SCIENTISTS FACE BOTH PRACTICAL AND ETHICAL CHALLENGES
However, as scientists warned in March, and as this recent research shows, we are still a long way from simply manufacturing babies that are more intelligent or more beautiful than their non-genetically modified peers. The study from China — published in the open access journal Protein & Cell after being rejected by Nature and Science for ethical reasons — used a total of 86 “non-viable” human embryos, but only 71 survived the process. Of these, only a fraction were actually found to accept the material intended to replace the genes causing the blood disorder, and even then, the genomes that were edited were a mix of changed and unchanged cells.

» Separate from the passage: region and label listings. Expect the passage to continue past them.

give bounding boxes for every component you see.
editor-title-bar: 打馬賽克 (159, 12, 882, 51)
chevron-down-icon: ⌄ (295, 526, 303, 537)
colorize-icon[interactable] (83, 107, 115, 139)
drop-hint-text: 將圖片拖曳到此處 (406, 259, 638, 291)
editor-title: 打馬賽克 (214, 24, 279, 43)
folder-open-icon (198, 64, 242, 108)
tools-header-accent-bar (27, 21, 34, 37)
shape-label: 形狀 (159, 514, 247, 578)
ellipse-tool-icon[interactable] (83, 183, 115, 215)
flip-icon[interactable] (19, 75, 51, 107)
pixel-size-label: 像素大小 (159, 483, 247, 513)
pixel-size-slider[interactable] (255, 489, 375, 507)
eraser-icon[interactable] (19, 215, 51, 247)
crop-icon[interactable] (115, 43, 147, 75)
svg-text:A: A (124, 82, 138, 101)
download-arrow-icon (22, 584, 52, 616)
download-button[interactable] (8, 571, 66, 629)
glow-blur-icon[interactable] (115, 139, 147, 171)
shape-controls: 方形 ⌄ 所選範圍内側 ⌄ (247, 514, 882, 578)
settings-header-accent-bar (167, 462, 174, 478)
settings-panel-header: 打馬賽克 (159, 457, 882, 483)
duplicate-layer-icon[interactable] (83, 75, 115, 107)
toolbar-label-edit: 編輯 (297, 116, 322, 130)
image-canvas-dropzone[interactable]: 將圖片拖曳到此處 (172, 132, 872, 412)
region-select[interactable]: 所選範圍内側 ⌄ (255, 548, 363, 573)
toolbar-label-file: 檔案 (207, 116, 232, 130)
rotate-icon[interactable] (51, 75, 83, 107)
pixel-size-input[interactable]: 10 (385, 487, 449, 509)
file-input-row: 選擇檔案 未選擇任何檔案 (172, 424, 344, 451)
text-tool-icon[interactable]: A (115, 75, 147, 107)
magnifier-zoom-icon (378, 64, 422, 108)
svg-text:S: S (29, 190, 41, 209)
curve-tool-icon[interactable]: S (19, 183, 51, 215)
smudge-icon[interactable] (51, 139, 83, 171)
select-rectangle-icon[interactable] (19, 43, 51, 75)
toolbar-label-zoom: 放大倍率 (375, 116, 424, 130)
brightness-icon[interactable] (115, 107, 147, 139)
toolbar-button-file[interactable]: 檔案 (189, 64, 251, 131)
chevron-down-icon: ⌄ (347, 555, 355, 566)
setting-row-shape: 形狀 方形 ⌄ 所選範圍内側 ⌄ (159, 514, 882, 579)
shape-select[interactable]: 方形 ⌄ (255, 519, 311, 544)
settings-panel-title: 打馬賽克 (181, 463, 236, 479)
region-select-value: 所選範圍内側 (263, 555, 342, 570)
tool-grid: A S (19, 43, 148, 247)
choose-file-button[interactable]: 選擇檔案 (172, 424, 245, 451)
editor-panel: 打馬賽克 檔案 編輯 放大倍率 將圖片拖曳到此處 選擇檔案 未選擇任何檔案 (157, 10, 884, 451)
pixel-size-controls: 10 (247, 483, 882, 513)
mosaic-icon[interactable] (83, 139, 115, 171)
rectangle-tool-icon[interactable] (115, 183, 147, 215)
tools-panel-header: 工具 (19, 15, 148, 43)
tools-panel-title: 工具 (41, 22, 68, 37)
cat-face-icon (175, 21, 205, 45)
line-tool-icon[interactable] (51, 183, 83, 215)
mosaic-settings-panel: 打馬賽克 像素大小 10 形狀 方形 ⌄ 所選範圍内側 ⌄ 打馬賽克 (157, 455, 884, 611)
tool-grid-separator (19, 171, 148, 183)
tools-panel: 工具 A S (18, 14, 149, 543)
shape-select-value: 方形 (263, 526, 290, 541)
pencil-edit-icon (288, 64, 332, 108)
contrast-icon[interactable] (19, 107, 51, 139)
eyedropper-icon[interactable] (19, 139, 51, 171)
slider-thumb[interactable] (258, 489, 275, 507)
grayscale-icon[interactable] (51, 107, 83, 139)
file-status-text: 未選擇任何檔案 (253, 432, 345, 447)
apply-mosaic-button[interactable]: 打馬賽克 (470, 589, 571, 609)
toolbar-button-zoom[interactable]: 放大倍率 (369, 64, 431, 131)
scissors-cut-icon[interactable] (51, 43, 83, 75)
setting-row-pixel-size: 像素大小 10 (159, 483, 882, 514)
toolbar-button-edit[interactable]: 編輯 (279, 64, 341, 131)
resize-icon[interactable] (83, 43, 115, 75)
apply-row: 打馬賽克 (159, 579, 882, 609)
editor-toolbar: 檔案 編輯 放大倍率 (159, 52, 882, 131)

As Carl Zimmer notes in National Geographic, there were several major problems with the work, including the fact that the CRISPR technique often missed its target, inserting the DNA into the wrong place in the genome. “Such a misfire wouldn’t just fail to fix a disease,” writes Zimmer. “It could create a disease of its own.” He adds that despite this and other mistakes, there was nothing in the researchers’ work that was a “conceptual deal-breaker” for using CRISPR to edit human genes. Future work and research will most likely improve upon the accuracy and efficiency of the technique. However, this will only lead to new and more profound difficulties.